Greece also lends itself as an experimental field for the new democratic crisis management, because an isolated youth revolt with no prospects can serve as a sparring partner. It fits in well with the picture that the Greek state budget is being driven to zero socially, while the military budget almost doubled in 2012 compared to the previous year. The associated debts are also perceived favorably by the savings commissioners-to-be, because orders from Athens account for 15 percent of the sales of German arms manufacturers. Besides, in any case, the apparatus of the democratic state of emergency is also flexing its muscles militarily, which is only allowed to be as pseudo-self-reliant in this respect in Greece as it is to become in Afghanistan. If things really heat up, the state of emergency terror under German leadership could already show what it is capable of. The Assad regime may appear to be a wimp as soon as more than a slim Arab social product is at stake.

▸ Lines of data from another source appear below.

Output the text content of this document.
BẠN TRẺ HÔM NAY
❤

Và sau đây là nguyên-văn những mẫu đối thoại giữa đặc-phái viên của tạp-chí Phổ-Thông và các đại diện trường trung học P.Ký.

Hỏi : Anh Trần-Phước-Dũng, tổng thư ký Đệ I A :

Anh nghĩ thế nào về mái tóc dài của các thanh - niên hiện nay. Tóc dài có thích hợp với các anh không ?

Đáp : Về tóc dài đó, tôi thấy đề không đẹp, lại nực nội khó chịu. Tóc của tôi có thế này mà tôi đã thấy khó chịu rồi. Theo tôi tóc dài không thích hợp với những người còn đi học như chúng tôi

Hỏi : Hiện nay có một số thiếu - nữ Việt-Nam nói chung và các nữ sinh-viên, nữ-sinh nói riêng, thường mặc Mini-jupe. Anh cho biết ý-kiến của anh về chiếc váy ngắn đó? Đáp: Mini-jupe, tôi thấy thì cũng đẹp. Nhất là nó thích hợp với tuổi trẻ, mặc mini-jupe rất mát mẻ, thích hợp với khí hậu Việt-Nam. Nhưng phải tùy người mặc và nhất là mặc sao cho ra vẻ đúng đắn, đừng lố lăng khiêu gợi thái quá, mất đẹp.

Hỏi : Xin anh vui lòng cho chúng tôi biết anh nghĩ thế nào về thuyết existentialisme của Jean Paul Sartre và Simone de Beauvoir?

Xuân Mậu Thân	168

For the time being, the Greek political class will have to haggle a bit over its surrender terms and feign resistance in order to save its barely recognizable face. The electorate no longer knows what it should want anyway, and the entire party system is also wrapping itself up in exemplary fashion. The post-national crisis administrators approve of the nationalist upsurge, which can serve as an outlet all the more because it only processes the bankruptcy in a manner appropriate to the species, so to speak. The merely anti-German rage of the Greeks does not concern the German export chauvinists, because the pogrom that is due is really directed against Albanian and African refugees or other migrants, as has long been practically demonstrated, and not just in Greece. In this point, too, Germany, with its neo-Nazi serial killers spoiled by the democratic Stasi, certainly has pan-European leadership qualities to offer.